Giovanni Soldini ha una risata aperta e vistosa che irrompe come un blitz sul volto che poi si fa serio in un attimo. Unghie corte e mani tozze di chi dipende dalla loro forza, una sigaretta in bocca e la ribellione chiusa con il clic di un orecchino ad anello sul lobo sinistro. Guardandolo, in un colpo si è capaci di smascherare per sempre i pirati dell’infanzia, di capire i tratti esagerati delle narrazioni d’avventura e dare consacrazione e profondità a un ruolo, a un corpo, a una responsabilità - essere il capitano, essere un uomo di mare - proprio mentre il Marinaio comincia a dare gli ordini da seguire.
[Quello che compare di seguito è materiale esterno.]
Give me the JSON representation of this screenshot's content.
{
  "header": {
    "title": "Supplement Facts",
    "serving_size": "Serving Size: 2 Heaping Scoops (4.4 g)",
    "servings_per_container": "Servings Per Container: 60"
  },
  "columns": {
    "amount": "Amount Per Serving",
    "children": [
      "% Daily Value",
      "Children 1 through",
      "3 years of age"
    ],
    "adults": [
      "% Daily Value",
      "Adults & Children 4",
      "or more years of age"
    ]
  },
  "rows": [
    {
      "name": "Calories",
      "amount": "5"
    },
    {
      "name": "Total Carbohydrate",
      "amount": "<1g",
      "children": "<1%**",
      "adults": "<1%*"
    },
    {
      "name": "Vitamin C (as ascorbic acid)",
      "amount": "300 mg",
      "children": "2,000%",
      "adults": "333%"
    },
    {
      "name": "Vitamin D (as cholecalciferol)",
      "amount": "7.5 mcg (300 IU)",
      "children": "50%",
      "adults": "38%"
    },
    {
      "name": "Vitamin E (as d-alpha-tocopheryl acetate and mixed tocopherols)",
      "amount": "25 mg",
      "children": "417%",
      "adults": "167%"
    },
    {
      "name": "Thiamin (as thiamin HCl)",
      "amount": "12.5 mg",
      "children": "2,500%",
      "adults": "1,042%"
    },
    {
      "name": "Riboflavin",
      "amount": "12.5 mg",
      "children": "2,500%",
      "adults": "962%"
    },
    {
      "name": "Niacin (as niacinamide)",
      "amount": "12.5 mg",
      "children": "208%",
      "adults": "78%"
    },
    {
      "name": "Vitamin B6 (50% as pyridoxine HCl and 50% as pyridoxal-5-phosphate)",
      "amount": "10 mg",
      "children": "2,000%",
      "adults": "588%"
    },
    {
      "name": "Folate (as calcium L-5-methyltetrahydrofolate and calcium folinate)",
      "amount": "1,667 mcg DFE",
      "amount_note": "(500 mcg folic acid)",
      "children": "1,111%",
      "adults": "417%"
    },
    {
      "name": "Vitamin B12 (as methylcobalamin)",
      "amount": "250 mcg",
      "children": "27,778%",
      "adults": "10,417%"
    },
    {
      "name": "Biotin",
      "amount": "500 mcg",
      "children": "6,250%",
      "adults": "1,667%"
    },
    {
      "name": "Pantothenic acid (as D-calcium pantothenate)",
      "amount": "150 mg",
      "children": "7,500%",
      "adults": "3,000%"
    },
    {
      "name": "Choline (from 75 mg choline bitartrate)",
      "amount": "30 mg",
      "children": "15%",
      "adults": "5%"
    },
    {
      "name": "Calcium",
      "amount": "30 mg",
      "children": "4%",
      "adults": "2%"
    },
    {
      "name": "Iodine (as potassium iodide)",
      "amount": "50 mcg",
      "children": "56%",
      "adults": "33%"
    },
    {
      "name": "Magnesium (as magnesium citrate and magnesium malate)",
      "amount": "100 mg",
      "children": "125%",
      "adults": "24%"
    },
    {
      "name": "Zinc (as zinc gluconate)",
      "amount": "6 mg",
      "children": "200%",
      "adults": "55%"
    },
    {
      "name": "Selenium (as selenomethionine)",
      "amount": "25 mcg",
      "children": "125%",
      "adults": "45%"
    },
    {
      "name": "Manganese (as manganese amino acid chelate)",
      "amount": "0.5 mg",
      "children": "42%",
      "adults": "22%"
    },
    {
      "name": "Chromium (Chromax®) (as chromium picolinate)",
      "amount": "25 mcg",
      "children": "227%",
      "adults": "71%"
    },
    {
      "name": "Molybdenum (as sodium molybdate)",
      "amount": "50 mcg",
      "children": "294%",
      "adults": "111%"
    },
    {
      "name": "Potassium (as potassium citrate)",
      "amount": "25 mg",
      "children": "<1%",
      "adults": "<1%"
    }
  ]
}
Il viaggio è uno solo, un viaggio nella velocità, nella tecnologia, nell’energia che sale e scende dal pelo della Natura come l’ago su un tessuto, un delfino nel mediterraneo. Eppure, l’essere umano è più vecchio delle macchine di terra o d’acqua che costruisce: l’essere umano è una meravigliosa tecnologia di 300.000 anni che solo con l’immaginazione, ibrida spazio e tempo; solo con lo sforzo della conoscenza, percepisce la relazione intima tra le cose.
Eppure quello che devi fare prima di partire è di immaginarti oltre: essere ibrido, essere battigia, essere incontro di elementi costantemente mosso e sbilanciato ora verso il mare, ora verso la terra. E di essere tutto questo nello stesso momento.

Bene, ora immagina il Marinaio scegliere contemporaneamente la terra e il mare e poi partire. E immagina di andare con lui.